Lost—and Found—Ark: ‘Raiders’ Revisited

Raiders! The Story of the Greatest Fan Film Ever Made

Their story is now legend. In 1982, twelve-year-old friends Chris Strompolos, Eric Zala, and Jayson Lamb started shooting a shot-for-shot remake of Raiders of the Lost Ark on a borrowed VHS camcorder in their small Mississippi town. Chris played Indiana Jones, Eric directed and played Belloq, and Jayson manned the camera, edited the footage, and brainstormed the special effects. They spent every summer vacation for seven years completing the film (every scene except one: the fight around the airplane with spinning propellers), by which time they had fallen out and weren’t even speaking to one another. Completed in 1989, it was practically forgotten until VHS copies started making their way to film buffs and movie collectors. Filmmaker Eli Roth brought a copy for an unannounced screening at the 2002 Butt-Numb-a-Thon and the underground legend exploded. In the years since, Chris and Eric traveled around the country for special screenings of their fan film.

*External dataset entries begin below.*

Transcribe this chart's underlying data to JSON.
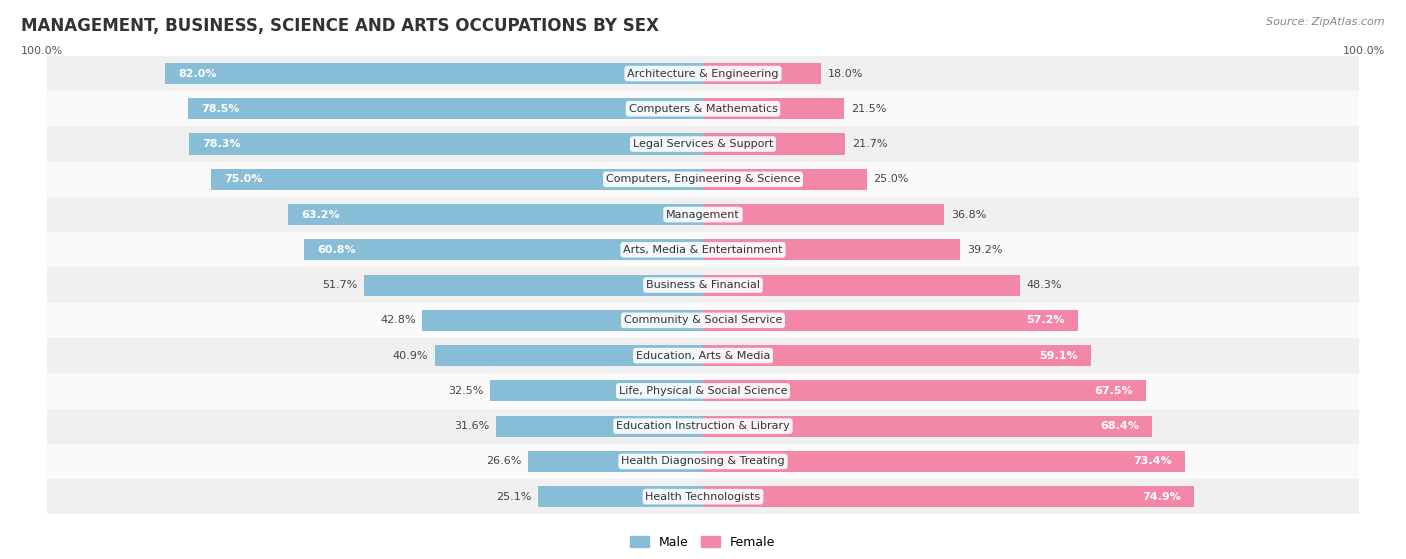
{
  "title": "MANAGEMENT, BUSINESS, SCIENCE AND ARTS OCCUPATIONS BY SEX",
  "source": "Source: ZipAtlas.com",
  "categories": [
    "Architecture & Engineering",
    "Computers & Mathematics",
    "Legal Services & Support",
    "Computers, Engineering & Science",
    "Management",
    "Arts, Media & Entertainment",
    "Business & Financial",
    "Community & Social Service",
    "Education, Arts & Media",
    "Life, Physical & Social Science",
    "Education Instruction & Library",
    "Health Diagnosing & Treating",
    "Health Technologists"
  ],
  "male_pct": [
    82.0,
    78.5,
    78.3,
    75.0,
    63.2,
    60.8,
    51.7,
    42.8,
    40.9,
    32.5,
    31.6,
    26.6,
    25.1
  ],
  "female_pct": [
    18.0,
    21.5,
    21.7,
    25.0,
    36.8,
    39.2,
    48.3,
    57.2,
    59.1,
    67.5,
    68.4,
    73.4,
    74.9
  ],
  "male_color": "#88bdd8",
  "female_color": "#f387a8",
  "bg_row_even": "#f0f0f0",
  "bg_row_odd": "#fafafa",
  "title_fontsize": 12,
  "bar_text_fontsize": 8,
  "label_fontsize": 8,
  "legend_fontsize": 9,
  "source_fontsize": 8,
  "male_label_inside_threshold": 55,
  "female_label_inside_threshold": 55
}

Raiders! The Story of the Greatest Fan Film Ever Made, directed by Jeremy Coon and Tim Skousen and inspired by the book by Alan Eisenstock, will be the closest most people will get to seeing that astounding piece of DIY spectacle—the film was never meant to be seen outside of the friends who made it and what twelve-year-old thinks to get a waiver from the creators of the original film? It features clips from the film and outtakes from the production that show not only the spirit of the endeavor but the potentially life-threatening situations the boys put themselves through to do the shoot, as well as new interviews with the Chris, Eric, Jayson, their parents (God bless the mothers of these kids, who believed in their dreams, even if they worried about their methods), and other members of the cast and crew. And it’s built around the crazy impulse to finish the film decades later. Chris and Eric raised money in a Kickstarter campaign to get that last scene. It turned out to be just as dangerous an undertaking as the most reckless things they did as kids.